ジャーナリスト・佐々木俊尚)昔であれば、「アニメを広報紙に使うなんて何事だ」と言ってくる年配者が多そうですが、エヴァンゲリオンもそうだけれど、アニメは日本を代表する国民文化になったので、いまは中年の男性でもわかる。時代の変化は面白いなと思います。

新行)「命を守る取り組み」として各自治体、いろいろ行っているのですが、それをどうやって知ってもらうかが大きな課題になっています。知ってもらうための1つの取り組みが「読まれる広報紙」ということです。エヴァ風の広報紙は、先ほど話したように産経新聞でも取り上げられていたのですが、実はSNS上でも大きな話題になりました。

地震の際に避難せず、安全な施設に留まる「地区内残留地区」 ~千代田区などが「地区内残留地区」に指定

新行)紙面のなかで訴えていた千代田区の防災対策ですが、特に肝になってくるのが帰宅困難者についてです。

飯田)帰宅困難者。

新行)東京都では調査によって、建物が燃えない……不燃化が進んで大規模な延焼火災の危険性が少ないと認められた地域を「地区内残留地区」に指定しています。つまり地震が発生したとき、すぐに避難を開始するのではなく、会社や家、施設に留まることを求めているのです。

飯田)そういう施設に留まる。

新行)千代田区は、区内全域が「地区内残留地区」に指定されています。他にも中央区、江東区、港区などの湾岸地域、西新宿のオフィス街なども、全域ではないですがそのまま留まるように指定されています。
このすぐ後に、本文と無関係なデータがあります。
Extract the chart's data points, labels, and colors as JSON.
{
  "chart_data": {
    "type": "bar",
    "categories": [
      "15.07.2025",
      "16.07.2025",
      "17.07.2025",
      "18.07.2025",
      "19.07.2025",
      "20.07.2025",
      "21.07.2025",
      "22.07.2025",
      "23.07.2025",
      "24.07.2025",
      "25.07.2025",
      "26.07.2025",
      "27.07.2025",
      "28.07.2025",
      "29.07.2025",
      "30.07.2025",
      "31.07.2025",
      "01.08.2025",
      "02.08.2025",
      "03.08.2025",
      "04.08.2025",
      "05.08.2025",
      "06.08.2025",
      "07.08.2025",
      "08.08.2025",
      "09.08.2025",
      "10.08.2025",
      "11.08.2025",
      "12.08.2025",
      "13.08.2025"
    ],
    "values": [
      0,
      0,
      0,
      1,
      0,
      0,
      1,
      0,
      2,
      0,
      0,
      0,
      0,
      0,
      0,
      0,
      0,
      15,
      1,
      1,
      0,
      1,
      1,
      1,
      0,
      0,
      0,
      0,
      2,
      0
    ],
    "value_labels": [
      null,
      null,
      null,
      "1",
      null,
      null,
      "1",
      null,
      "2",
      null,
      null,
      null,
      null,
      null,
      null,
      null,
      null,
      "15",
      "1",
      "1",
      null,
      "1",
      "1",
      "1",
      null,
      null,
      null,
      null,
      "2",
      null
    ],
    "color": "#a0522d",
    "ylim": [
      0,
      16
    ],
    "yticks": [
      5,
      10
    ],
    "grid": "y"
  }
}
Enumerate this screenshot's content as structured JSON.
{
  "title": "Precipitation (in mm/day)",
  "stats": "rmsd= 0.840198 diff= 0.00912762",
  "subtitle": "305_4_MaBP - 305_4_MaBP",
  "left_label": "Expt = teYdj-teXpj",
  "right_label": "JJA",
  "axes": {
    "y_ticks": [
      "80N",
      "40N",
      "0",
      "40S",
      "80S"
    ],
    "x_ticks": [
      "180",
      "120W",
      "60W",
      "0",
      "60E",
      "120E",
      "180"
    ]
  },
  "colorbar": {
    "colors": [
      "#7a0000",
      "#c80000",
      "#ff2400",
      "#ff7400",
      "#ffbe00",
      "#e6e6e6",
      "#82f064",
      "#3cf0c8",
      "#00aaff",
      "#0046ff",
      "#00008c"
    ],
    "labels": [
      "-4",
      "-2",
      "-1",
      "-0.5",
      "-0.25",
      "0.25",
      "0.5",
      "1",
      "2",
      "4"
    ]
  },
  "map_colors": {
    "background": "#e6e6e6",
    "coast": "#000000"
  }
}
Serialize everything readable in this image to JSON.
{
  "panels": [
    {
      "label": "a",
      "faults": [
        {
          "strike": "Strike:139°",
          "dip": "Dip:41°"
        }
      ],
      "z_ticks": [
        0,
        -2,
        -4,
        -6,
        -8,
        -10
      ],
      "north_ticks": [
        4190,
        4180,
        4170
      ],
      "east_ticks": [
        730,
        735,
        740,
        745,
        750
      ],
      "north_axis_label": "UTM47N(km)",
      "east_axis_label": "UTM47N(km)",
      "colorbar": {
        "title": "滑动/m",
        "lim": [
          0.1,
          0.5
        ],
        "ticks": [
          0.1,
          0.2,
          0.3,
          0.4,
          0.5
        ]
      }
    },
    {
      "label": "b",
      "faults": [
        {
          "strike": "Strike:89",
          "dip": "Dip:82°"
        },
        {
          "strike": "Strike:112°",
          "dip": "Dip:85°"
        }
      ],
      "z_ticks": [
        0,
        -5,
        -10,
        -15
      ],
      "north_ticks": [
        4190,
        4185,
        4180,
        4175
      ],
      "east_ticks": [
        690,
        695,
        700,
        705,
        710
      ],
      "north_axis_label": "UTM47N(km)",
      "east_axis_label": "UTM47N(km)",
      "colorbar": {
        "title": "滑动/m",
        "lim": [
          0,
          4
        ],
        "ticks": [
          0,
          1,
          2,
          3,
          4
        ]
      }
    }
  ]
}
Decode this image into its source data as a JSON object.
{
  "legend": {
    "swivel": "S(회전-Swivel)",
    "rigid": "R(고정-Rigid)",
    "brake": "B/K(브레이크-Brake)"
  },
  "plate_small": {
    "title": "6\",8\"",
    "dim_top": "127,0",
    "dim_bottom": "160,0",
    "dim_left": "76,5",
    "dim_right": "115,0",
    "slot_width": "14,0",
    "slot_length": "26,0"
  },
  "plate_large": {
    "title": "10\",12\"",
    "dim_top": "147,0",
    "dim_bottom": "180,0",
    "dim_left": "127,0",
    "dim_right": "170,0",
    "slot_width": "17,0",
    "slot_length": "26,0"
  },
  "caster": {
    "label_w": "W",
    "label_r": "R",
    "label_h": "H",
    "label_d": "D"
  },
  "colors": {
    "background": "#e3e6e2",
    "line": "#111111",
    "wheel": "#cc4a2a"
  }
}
千代田区が広報紙の表紙を「ゴジラ」「エヴァ風」にした理由

千代田区を取材した、ニッポン放送・新行市佳アナウンサー

千代田区の昼間人口は90万人 ~帰宅困難者になる50万人に地区内残留地区に待機してもらう

新行)千代田区の場合、区内の会社や学校に通う人、たまたま地震が発生した際に千代田区に来ている人などが、大地震に見舞われたときにどうしたらいいのか、千代田区災害対策・危機管理課の古橋さんにお話を伺いました。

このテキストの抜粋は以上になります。